Overall Survival (OS)	Event driven (median follow-up 12 months)	OS was defined as the time period in months from the start of study drug treatment to death.
Overall Response Rate (ORR)	Event driven (median follow-up 12 months)	ORR was defined as the percentage of participants with Complete Response (CR) or Partial Response (PR). Analysis of tumor response was based on the best overall response according to Response Evaluation Criteria in Solid Tumors (RECIST), which was defined as the best response recorded from the start of trial treatment until disease progression/recurrence (or death), taking as reference for progressive disease (PD) the smallest measurements recorded since the treatment started. CR was defined as the disappearance of all target lesions; for non-target lesions disappearance of lesions and normal tumour marker levels. PR was defined as at least a 30% decrease in the sum of the longest diameter (LD) of target lesions, using as reference the Baseline sum LD. PD required at least a 20% increase in the sum of the LD of target lesions, taking as reference the smallest sum LD recorded since the treatment started or the appearance of one or more new lesions.
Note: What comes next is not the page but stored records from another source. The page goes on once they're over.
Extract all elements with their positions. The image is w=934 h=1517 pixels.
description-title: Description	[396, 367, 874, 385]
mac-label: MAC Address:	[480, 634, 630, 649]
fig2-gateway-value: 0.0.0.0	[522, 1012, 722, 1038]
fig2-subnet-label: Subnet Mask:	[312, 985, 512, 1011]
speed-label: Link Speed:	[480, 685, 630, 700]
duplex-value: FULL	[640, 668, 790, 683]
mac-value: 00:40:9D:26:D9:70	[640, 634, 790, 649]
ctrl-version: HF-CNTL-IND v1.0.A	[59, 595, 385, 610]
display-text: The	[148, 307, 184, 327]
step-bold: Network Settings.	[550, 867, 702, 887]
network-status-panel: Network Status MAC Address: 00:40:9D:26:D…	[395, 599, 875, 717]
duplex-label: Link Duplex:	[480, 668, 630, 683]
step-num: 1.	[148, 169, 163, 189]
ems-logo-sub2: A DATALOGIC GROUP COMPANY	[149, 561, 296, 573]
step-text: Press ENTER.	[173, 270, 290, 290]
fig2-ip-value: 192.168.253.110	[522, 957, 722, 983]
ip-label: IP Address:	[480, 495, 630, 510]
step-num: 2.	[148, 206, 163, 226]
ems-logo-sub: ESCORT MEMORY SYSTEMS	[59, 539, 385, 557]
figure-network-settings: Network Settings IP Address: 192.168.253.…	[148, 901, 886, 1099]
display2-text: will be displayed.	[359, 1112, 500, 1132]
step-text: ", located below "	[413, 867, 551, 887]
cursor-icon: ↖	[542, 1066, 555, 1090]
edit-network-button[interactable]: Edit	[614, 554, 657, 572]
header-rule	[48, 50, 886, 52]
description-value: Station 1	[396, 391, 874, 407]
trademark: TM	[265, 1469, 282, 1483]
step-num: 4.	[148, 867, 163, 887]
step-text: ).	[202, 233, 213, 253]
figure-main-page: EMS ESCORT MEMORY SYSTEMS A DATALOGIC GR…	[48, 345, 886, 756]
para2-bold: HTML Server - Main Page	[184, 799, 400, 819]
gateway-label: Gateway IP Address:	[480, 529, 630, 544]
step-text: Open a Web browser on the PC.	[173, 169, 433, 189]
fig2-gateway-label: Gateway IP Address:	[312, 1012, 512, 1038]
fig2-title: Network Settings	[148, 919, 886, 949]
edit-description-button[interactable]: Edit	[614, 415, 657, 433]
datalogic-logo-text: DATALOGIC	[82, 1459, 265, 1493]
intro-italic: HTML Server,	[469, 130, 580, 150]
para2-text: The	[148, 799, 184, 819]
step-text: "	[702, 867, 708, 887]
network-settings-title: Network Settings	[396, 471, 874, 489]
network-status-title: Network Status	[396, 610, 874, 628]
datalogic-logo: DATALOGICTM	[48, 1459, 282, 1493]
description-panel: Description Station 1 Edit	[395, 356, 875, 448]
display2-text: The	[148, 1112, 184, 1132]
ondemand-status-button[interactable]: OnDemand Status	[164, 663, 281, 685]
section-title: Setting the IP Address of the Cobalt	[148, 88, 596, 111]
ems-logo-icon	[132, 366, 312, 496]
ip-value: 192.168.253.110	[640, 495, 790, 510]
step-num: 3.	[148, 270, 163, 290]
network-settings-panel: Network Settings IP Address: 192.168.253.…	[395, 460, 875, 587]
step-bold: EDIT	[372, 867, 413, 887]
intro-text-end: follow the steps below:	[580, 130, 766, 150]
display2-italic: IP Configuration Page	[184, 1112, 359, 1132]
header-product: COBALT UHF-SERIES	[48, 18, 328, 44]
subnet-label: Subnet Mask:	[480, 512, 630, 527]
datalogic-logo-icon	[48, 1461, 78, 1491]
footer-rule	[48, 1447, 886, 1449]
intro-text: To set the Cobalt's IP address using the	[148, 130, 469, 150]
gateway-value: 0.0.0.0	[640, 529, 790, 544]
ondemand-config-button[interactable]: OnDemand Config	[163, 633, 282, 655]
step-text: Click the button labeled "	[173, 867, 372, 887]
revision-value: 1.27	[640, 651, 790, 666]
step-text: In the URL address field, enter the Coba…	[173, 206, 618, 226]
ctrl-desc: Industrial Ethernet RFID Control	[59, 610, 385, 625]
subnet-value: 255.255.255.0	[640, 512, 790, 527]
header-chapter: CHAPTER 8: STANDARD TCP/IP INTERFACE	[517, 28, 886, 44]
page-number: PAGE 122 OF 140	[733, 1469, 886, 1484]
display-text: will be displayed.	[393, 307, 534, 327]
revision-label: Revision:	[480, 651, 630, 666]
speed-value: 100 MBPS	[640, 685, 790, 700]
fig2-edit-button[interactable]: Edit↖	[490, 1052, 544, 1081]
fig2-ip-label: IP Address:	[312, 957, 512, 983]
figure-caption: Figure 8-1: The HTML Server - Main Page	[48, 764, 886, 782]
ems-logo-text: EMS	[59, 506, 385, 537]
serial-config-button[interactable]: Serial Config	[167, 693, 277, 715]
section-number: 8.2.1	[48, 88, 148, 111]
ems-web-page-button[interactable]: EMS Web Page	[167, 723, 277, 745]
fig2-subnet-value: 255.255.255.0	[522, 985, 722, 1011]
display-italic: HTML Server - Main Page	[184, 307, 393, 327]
Disease Control Rate (DCR)	Event driven (median follow-up 12 months)	Disease Control Rate was defined as the percentage of participants with Complete Response (CR), Partial Response (PR) or Stable Disease (SD) for at least 8 weeks by Response Evaluation Criteria in Solid Tumours (RECIST). CR was defined as the disappearance of all target lesions; for non-target lesions disappearance of lesions and normal tumour marker levels. PR was defined as at least a 30% decrease in the sum of the longest diameter (LD) of target lesions, using as reference the Baseline sum LD. SD was defined as neither sufficient shrinkage to qualify for PR nor sufficient increase to qualify for PD, taking as reference the smallest sum LD since the treatment started; for non-target lesions persistence of one or more non-target lesion(s) and/or maintenance of tumour marker level above the normal limits.
Number of Participants With Adverse Events (AEs) and Serious Adverse Events (SAEs)	Up to 107 Weeks	An AE was considered any unfavorable and unintended sign, symptom, or disease associated with the use of the study drug, whether or not considered related to the study drug. Preexisting conditions that worsened during the study and laboratory or clinical tests that resulted in a change in treatment or discontinuation from study drug were reported as adverse events. A SAE was any experience that suggests a significant hazard, contraindication, side effect or precaution that: results in death, is life-threatening, required in-patient hospitalization or prolongation of existing hospitalization, results in persistent or significant disability/incapacity, is a congenital anomaly/birth defect or is medically significant.